For the Soup:
5 ears of sweet corn
1 smallish onion, diced
2 cloves garlic, crushed
1 medium golden potato, peeled and diced
2 cups vegetable stock or water
Salt to taste
8-10 white or brown mushrooms
1/2 avocado, sliced thinly
1 clove garlic, minced
1/4 teaspoon cayenne (more or less to your spiciness preference.)
Salt to taste
Shuck your corn and slice the kernels off of the cobs, using the back of the knife, scrape any remaining corn from the cobs. In a dutch oven or pot on medium, heat a few teaspoons of olive oil and add onion and garlic. Cook the onion until it starts to become translucent, about 3 minutes. Then add potato and stock or water and bring to a boil. Reduce heat to a simmer and cook until potatoes are soft, about 10 minutes more. Add corn and cook only until hot through, about 2-3 minutes.
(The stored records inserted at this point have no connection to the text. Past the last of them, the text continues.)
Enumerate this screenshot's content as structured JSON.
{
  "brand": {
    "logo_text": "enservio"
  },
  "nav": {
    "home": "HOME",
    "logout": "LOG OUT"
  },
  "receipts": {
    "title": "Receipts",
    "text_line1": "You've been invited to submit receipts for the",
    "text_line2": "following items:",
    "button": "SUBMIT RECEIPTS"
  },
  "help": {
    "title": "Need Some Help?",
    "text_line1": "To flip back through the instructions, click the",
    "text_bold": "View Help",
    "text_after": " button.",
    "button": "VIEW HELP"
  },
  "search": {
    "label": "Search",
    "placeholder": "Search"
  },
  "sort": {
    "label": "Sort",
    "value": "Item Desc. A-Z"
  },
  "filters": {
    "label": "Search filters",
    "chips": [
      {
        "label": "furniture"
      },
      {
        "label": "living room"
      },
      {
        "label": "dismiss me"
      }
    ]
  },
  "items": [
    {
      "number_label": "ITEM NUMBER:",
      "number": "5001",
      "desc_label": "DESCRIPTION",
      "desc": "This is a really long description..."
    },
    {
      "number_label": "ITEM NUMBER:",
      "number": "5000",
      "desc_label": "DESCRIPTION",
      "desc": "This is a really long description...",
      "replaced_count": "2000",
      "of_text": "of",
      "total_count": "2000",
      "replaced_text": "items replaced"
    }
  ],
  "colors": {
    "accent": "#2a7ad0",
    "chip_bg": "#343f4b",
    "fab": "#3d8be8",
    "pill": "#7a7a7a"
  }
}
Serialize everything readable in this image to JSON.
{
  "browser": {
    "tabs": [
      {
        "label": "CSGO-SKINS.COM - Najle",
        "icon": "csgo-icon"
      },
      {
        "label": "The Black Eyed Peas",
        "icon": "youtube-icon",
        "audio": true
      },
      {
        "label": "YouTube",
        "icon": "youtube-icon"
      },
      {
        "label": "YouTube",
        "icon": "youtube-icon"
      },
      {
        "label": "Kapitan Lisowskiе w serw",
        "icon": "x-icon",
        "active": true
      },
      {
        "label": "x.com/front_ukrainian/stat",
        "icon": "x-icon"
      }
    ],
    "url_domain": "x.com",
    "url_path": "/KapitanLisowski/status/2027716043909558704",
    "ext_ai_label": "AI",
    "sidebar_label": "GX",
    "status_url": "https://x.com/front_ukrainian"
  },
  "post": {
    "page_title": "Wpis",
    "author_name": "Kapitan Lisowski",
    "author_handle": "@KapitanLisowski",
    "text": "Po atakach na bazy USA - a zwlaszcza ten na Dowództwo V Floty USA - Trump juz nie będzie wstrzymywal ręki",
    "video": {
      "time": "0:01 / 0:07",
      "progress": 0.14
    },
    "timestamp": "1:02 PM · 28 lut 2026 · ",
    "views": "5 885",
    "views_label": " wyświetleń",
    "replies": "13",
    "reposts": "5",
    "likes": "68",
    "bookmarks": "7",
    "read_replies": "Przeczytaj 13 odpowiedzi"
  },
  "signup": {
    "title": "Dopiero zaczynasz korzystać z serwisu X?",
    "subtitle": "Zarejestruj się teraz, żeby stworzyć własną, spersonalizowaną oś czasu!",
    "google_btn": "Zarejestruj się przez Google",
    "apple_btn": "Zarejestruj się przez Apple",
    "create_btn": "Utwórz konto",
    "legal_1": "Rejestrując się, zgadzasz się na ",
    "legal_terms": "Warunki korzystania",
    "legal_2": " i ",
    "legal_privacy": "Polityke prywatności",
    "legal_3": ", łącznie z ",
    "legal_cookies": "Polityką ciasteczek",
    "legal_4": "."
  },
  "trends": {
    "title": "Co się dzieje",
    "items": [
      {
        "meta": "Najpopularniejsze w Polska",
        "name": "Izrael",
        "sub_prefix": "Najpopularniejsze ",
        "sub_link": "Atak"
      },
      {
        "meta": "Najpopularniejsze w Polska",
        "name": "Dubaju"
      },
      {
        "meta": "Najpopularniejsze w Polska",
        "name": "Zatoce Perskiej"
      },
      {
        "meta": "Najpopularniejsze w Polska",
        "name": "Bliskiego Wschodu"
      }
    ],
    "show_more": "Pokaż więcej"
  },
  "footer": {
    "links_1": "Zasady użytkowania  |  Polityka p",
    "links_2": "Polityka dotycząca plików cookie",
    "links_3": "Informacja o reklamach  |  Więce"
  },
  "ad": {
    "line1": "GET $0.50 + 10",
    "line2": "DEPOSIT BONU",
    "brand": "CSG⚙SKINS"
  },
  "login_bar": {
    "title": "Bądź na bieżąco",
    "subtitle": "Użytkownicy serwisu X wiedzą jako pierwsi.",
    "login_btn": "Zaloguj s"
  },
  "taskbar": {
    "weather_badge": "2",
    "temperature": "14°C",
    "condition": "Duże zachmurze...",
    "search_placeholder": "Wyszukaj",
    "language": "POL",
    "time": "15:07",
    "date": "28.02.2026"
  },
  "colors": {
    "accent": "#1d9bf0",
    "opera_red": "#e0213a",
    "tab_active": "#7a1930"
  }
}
After cooking, puree the soup in batches using a blender or food processor. Use a sieve to strain the soup into a bowl and then strain a second time (this process may take a while, but is absolutely worth it for the texture). Once you have strained your soup, put it in the fridge for 2-24 hours to cool. Season the soup with salt after it has cooled, the cold soup will need more salt than it will hot. Add salt by 1/4 teaspoons until the flavor of the corn brightens.
Once your soup has cooled, prepare your mushrooms. Slice the mushrooms 1/4 inch thick and set aside. In a pan over medium-high, heat a teaspoon of olive oil and add garlic, sauteing until fragrant, about 30 seconds. Add mushrooms and spices and saute until the mushrooms brown and release their liquid. Reduce the heat under the mushrooms to low and spoon the soup into bowls. Add the hot mushrooms to the soup immediately and arrange several slices of avocado over the mushrooms.
Eat and enjoy!
Plenty of other toppings would be delicious with this. You could add some chipotles in adobo for a little smoky heat, or slice and grill some sweet onions. Lots of delicious choices! Definitely, definitely do the double-straining, this soup has a wonderful velvety texture that you don't want to lose to gritty bits of corn skin. Making your own vegetable stock will also make a huge difference in the depth of flavor, and is really easy to do.